Grandad Sweet’s likeness to the grandfather in The History Speech stops with the photograph. I named the character Ralph Gibson, and gave him a story to fit the distress I encountered in my grandfather’s eyes.
And my racist grandmother inhabits several characters in different ways.
A form teacher at Hereworth started class every morning with reading the Dominion newspaper. This was during the Vietnam War. I remember him telling us that in World War II there was propaganda saying the Japanese couldn’t aim bombs accurately, because of their slit eyes.
My character Mr Billington was grafted from this wonderful teacher. Years later I asked a ex-member of the school board why he been twice passed over for headmaster. Because he was once a member of the Communist Party, was the answer. That found its way into The History Speech in a different form.

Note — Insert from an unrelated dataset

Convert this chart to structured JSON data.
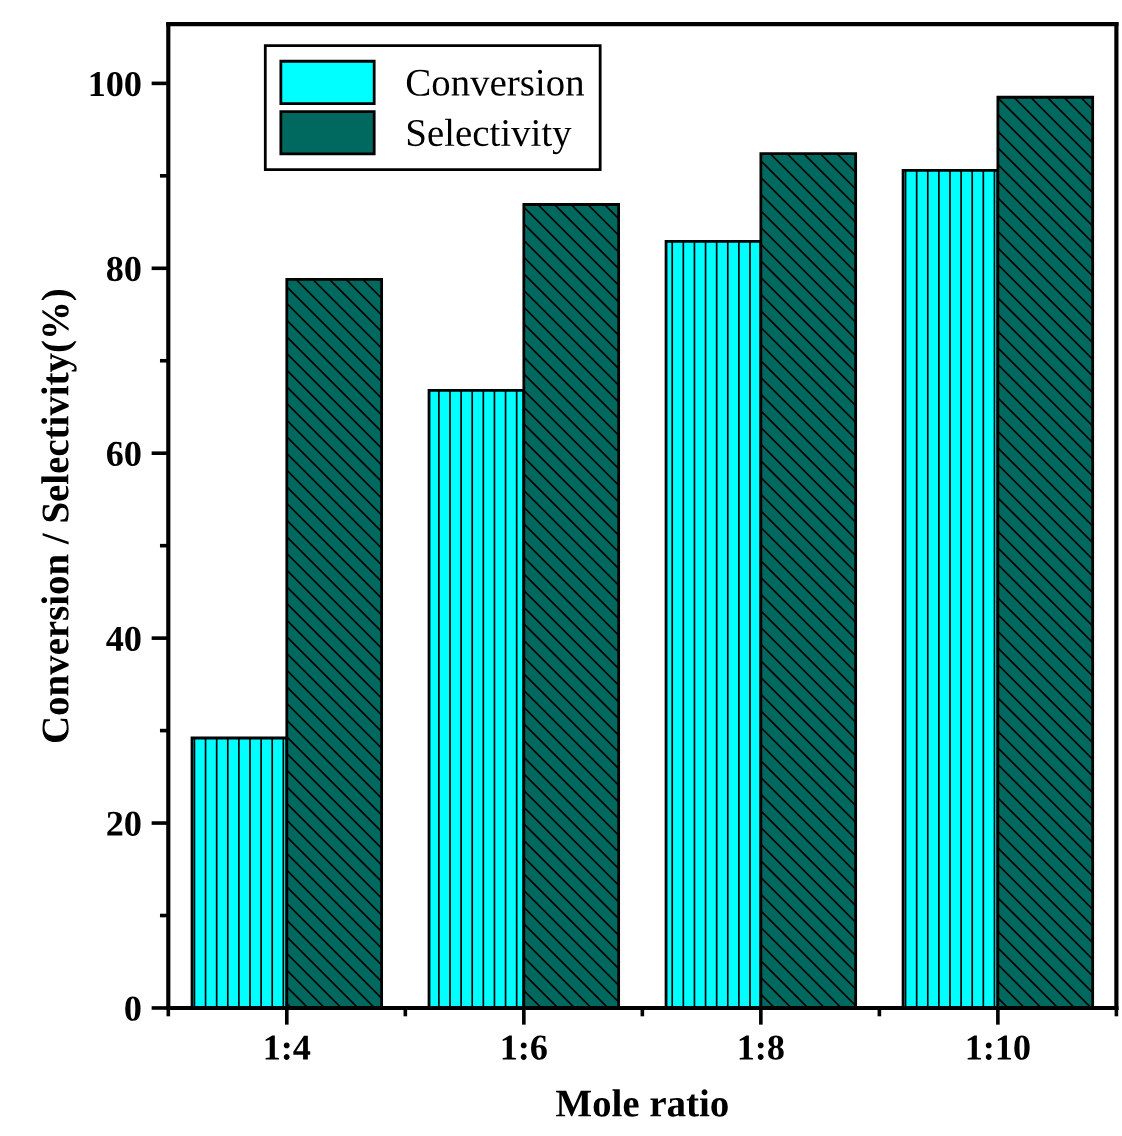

Years ago I helped a man edit his memoirs. Before he could walk his sadistic father would pin him to the clothesline as punishment, and he was sexually abused by a teacher at his primary school. When he was 14 his uncle caught him wanking his younger cousin. He was put into care, abused some more, and ended up in Lake Alice, but not before being given electric shock treatment in Hastings Soldiers Memorial Hospital.
I’m honoured that brave man trusted me with his story, and I’m sure he would approve the fragments which made their way into the book.
And fitting Moremore, the taniwha, into the story came from an interview with Hannah Cotter, famous for starting the first kohanga reo in Napier. As a child she saw Moremore in the Ahuriri Estuary when she was collecting kaimoana. She told me he had pink skin and was in the shape of a shark. A fictional man, Manu, tells her story as his own in The History Speech.
And the Miss Bannisters are loosely based on English sisters who lived in our neighbourhood. They weren’t lesbians, and they didn’t have a cow named Electra. She belonged to Dr Sutcliffe of Peloha, a theosophical community my parents forbade me to visit, after I told them women tended the gardens topless. I tried, but couldn’t find a way to fit that into the story.
And, I confess, it was me who stamped another boy’s initials on the pavement at Hereworth proclaiming my love. There wasn’t nearly as much drama for me as there is for my character Callum Gow - but like him, I didn’t own up.